World's First Military Railroad
During the Civil War, two railroads—the Manassas Gap and the Orange and Alexandria—intersected here. Manassas Junction was strategically important to both the Union and Confederacy as a supply depot and for military transportation. Two of the war's great battles were fought nearby. Diaries, letters, and newspaper articles documented the war's effects on civilians as well as the thousands of soldiers who passed through the junction.
Just in front of you ran the world's first military railroad, which connected Manassas Junction and Centerville.

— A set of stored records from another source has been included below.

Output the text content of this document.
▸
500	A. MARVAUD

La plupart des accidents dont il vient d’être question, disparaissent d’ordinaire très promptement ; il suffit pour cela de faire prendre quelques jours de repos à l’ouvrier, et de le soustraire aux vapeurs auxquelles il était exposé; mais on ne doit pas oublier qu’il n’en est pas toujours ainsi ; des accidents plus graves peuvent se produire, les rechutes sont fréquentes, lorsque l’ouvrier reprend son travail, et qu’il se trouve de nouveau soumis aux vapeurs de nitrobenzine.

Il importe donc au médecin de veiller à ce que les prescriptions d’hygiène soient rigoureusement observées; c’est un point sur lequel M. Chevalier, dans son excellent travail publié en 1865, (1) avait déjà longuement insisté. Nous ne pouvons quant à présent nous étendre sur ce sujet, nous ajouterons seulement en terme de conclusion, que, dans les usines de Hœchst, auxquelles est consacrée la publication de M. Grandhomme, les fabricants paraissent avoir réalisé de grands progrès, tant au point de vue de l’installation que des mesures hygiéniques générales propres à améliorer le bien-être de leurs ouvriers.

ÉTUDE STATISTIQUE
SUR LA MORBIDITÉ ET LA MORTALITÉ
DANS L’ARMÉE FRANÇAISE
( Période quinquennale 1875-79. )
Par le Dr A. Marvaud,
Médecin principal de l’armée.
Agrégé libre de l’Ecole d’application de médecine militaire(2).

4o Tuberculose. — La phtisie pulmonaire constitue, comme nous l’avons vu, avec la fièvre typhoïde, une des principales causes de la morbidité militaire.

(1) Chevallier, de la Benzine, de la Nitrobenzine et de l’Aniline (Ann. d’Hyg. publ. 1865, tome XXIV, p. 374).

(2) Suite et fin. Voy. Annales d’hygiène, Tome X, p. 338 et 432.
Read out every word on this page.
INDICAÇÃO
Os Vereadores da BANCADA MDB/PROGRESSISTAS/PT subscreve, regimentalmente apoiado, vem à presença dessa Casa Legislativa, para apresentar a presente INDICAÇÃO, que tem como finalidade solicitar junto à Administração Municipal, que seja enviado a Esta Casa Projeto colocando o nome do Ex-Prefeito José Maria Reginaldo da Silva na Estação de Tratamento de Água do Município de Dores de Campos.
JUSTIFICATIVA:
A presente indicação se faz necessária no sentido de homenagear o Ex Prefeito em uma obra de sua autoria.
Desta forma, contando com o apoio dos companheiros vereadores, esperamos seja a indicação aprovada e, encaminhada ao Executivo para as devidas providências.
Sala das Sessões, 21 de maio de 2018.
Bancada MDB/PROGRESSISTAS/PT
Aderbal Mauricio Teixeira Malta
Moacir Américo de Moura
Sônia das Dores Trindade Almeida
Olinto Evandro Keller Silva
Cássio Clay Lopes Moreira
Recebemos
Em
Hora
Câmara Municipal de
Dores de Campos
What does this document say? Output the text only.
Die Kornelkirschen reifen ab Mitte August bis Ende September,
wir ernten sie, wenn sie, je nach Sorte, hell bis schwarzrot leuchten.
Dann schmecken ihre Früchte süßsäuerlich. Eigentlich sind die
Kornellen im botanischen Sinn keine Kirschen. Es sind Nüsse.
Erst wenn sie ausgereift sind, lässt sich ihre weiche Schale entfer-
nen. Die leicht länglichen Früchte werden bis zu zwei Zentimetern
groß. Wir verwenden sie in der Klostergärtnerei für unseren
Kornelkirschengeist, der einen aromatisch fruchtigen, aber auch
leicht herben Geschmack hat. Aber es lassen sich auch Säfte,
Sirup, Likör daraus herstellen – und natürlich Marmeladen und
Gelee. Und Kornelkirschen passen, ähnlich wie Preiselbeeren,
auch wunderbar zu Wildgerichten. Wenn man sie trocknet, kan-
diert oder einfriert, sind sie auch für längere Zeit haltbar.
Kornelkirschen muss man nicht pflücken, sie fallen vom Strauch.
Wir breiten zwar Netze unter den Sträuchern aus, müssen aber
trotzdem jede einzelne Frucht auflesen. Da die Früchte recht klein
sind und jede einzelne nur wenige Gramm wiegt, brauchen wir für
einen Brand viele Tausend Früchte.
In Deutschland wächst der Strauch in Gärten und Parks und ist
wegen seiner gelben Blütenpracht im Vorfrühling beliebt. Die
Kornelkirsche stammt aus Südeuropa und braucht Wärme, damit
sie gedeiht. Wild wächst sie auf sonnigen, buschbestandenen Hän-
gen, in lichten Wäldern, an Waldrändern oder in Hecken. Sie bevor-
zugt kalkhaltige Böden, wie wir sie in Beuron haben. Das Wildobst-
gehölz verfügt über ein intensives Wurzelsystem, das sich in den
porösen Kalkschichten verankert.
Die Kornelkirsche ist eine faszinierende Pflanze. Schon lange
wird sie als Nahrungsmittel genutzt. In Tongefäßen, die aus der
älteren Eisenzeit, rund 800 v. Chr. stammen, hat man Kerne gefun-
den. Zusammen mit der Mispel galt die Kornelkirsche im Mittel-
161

In October 1861, after the First Battle of Manassas, the 40,000-man-strong combined Confederate force of Gens. P.G.T. Beauregard and Joseph E. Johnston established winter quarters at Centerville, closer to Washington. The army needed more than 120,000 pounds of provisions for the men and 26 pounds of forage per animal daily. Supplies came here on trains to Manassas Junction, then were transferred to wagons and hauled to Centreville on the Manassas-Centreville Road. Despite efforts to "corduroy" the road ("pave" it by laying hewed logs side by side), heavy autumn rains made it a red-clay quagmire. The exhausted horse and mule teams ate as much forage as they carried, and many animals sank so deeply in the mud they could not be extracted and were shot. As a result, the much-needed supplies accumulated on the sidings here. Johnston and his quartermaster, Maj. Alfred Barbour, began in November to build a railroad connecting Manassas Junction and Centreville.
Soldiers did the work at first, but Johnston decided that "those duties are injurious to us by reducing our numbers" of troops from necessary patrols, drills, and equipment maintenance. He ordered Quartermaster Barbour to advertise in Richmond for railroad workers, and by mid-December, Barbour had hired slaves to cut ties while awaiting the rails that Gen. Thomas J. "Stonewall" Jackson had "appropriated" from the Baltimore and Ohio Railroad. To speed the work, they laid ties at twice the standard interval, directly on mounded earth with no gravel underneath to stabilize them. The small bridge over Bull Run barely rose above the water. The six-mile-long railroad was completed on February 17, 1862. Ironically, just six days later, Confederate President Jefferson Davis ordered Johnston to withdraw from northern Virginia to defend Richmond.